Slips, trips, falls, ladders and steps are common safety issues in optical practice. They can affect patients, customers, staff, contractors and visitors in reception areas, retail spaces, consulting rooms, pre-screening areas, stockrooms, toilets, stairways, entrances and during domiciliary visits.

This course is for the whole optical team: optical assistants, reception and admin staff, retail and dispensing staff, clinical staff, managers, locums, temporary staff, cleaners and anyone who works in or supports optical services. It focuses on practical workplace safety rather than clinical falls assessment.

Many hazards are ordinary and familiar: wet entrances, loose mats, boxes from deliveries, frame displays, cables, bags, stools, poor lighting, stairs, rushed cleaning, awkward storage and using a chair instead of proper access equipment.
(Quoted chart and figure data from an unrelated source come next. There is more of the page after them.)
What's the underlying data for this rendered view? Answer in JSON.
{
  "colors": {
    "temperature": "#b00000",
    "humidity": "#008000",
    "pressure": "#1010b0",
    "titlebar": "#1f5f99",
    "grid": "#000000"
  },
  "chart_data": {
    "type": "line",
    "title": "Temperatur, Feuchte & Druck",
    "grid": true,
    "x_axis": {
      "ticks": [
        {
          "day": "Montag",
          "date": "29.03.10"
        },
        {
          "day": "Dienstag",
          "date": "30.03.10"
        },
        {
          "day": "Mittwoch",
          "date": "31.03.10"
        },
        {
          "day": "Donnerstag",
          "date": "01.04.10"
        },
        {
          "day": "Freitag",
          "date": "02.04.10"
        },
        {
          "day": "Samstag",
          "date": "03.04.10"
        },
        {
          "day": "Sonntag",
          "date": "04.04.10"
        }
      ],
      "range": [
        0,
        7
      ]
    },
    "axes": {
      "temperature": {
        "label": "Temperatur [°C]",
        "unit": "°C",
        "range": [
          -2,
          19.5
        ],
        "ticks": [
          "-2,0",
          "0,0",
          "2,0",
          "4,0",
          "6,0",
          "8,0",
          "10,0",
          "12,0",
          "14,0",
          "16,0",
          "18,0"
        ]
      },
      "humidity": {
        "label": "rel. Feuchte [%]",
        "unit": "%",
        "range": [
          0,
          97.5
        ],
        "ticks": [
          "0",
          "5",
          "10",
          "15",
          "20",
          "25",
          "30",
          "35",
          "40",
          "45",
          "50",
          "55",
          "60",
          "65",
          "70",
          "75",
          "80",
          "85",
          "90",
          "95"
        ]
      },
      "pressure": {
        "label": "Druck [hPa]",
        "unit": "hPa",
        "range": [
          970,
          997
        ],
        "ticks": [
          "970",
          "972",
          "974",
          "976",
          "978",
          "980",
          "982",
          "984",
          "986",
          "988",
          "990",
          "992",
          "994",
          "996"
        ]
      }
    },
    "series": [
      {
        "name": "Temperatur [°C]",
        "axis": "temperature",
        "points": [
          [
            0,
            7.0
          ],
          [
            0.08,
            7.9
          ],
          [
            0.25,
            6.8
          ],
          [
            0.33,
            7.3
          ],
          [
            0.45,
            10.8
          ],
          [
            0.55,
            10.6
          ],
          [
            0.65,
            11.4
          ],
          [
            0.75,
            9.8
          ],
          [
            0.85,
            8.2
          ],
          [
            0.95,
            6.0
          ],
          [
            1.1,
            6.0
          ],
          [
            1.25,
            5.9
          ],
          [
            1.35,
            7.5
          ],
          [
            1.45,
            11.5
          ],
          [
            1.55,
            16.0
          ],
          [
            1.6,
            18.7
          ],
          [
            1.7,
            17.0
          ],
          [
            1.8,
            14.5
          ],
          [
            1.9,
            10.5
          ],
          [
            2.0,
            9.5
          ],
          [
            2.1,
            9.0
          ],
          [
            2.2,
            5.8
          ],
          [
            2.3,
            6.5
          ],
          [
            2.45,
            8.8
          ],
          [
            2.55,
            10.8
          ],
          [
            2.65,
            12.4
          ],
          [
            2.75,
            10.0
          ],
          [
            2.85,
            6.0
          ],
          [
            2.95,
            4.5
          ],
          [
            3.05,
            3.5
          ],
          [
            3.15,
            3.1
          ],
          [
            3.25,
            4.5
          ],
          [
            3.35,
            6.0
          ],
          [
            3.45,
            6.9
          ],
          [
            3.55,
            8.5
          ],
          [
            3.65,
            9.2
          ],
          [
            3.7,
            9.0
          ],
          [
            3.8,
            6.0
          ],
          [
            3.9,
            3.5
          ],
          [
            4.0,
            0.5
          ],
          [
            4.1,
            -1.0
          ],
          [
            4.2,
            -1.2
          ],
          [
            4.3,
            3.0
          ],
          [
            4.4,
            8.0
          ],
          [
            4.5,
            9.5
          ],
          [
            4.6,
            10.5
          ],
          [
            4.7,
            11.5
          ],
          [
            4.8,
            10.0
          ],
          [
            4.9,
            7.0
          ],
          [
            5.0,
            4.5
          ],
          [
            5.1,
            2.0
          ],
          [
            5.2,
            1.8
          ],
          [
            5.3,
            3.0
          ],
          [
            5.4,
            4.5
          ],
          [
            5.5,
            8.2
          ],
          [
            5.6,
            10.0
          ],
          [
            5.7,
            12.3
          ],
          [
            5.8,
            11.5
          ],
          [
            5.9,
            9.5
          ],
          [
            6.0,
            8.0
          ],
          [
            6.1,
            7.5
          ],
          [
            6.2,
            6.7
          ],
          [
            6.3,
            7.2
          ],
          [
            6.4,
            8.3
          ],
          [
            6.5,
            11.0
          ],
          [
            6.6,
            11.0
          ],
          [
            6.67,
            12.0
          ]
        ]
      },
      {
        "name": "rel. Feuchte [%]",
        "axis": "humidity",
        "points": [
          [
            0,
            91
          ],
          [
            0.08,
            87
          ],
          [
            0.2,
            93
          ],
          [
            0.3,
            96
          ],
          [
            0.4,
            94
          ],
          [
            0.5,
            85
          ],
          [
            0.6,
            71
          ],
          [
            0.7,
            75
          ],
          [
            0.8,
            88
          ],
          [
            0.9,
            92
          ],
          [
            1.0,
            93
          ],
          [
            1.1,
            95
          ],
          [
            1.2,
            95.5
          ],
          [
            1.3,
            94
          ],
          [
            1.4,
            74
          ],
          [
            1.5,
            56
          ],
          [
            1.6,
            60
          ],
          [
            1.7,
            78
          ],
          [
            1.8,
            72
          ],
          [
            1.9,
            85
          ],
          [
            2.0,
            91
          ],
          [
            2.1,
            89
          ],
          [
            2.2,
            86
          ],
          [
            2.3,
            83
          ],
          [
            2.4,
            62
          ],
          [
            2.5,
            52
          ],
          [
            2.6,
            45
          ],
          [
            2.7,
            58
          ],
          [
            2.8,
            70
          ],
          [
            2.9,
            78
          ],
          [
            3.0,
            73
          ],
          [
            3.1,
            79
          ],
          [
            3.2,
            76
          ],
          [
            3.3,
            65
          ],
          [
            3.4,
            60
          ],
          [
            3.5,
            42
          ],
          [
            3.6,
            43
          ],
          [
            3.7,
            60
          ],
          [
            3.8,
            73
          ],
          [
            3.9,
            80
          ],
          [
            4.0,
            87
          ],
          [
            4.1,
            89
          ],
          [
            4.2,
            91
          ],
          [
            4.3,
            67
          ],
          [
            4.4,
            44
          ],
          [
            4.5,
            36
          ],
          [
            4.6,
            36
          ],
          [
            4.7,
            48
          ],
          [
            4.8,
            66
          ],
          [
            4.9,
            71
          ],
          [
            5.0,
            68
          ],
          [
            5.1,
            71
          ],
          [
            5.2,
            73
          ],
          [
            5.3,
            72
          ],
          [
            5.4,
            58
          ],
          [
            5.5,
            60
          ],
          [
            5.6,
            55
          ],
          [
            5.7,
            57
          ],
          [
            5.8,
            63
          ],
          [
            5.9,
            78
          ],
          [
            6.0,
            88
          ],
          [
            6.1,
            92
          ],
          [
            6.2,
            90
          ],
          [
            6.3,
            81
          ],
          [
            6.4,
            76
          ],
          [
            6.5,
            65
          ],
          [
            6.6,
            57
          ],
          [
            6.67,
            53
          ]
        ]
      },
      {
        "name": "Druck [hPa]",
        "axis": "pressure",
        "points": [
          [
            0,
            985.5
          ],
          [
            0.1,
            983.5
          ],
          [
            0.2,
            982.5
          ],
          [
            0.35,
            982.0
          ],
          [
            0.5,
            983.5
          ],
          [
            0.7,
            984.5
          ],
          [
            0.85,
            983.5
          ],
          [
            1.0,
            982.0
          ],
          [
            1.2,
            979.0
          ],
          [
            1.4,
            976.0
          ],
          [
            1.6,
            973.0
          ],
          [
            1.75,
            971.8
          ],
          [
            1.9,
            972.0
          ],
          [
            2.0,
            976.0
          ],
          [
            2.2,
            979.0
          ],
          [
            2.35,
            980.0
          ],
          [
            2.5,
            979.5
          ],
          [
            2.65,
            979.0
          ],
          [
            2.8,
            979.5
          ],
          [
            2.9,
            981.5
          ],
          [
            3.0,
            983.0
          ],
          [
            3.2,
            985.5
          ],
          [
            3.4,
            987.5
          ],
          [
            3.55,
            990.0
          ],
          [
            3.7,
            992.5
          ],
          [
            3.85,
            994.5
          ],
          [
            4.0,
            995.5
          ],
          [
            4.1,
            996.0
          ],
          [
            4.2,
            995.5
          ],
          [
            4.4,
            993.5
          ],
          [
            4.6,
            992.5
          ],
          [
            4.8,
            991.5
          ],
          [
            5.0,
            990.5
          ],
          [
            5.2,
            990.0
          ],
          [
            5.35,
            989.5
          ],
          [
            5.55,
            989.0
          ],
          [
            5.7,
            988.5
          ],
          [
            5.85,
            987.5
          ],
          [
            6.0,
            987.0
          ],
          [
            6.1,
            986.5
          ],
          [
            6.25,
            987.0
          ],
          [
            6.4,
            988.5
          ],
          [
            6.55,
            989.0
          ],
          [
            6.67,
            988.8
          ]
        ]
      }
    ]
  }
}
Familiar hazards still require action to prevent harm.

Why this course matters

  • Optical practices are public spaces: patients and customers may not know the layout and some will have reduced vision, mobility issues, fatigue, children with them or anxiety about their appointment.
  • Small hazards can cause serious harm: a low cable, wet patch or loose mat can lead to injury, distress, cancelled clinics and avoidable staff absence.
  • Low-height access is still work at height: standing on chairs, boxes, counters or unstable stools is an unsafe shortcut.
  • Everyone can help: staff often spot hazards before managers do.
  • Reporting prevents repeat incidents: recording near misses and recurring problems shows where the system needs a fix.

A simple learner spine

  • See it: notice wet floors, clutter, poor lighting, uneven surfaces, blocked routes and unsafe access.
  • Sort it: remove simple hazards if you can do so safely.
  • Stop if unsafe: do not improvise with chairs, boxes or unstable steps.
  • Report it: tell the right person and record hazards, near misses or incidents clearly.
  • Learn from it: repeated problems need a practical control, not just another reminder.

By the end of the course you should be better able to spot common hazards, control what you can safely control, use steps and ladders only when appropriate, respond sensibly after a fall and report issues in a way that helps the practice improve.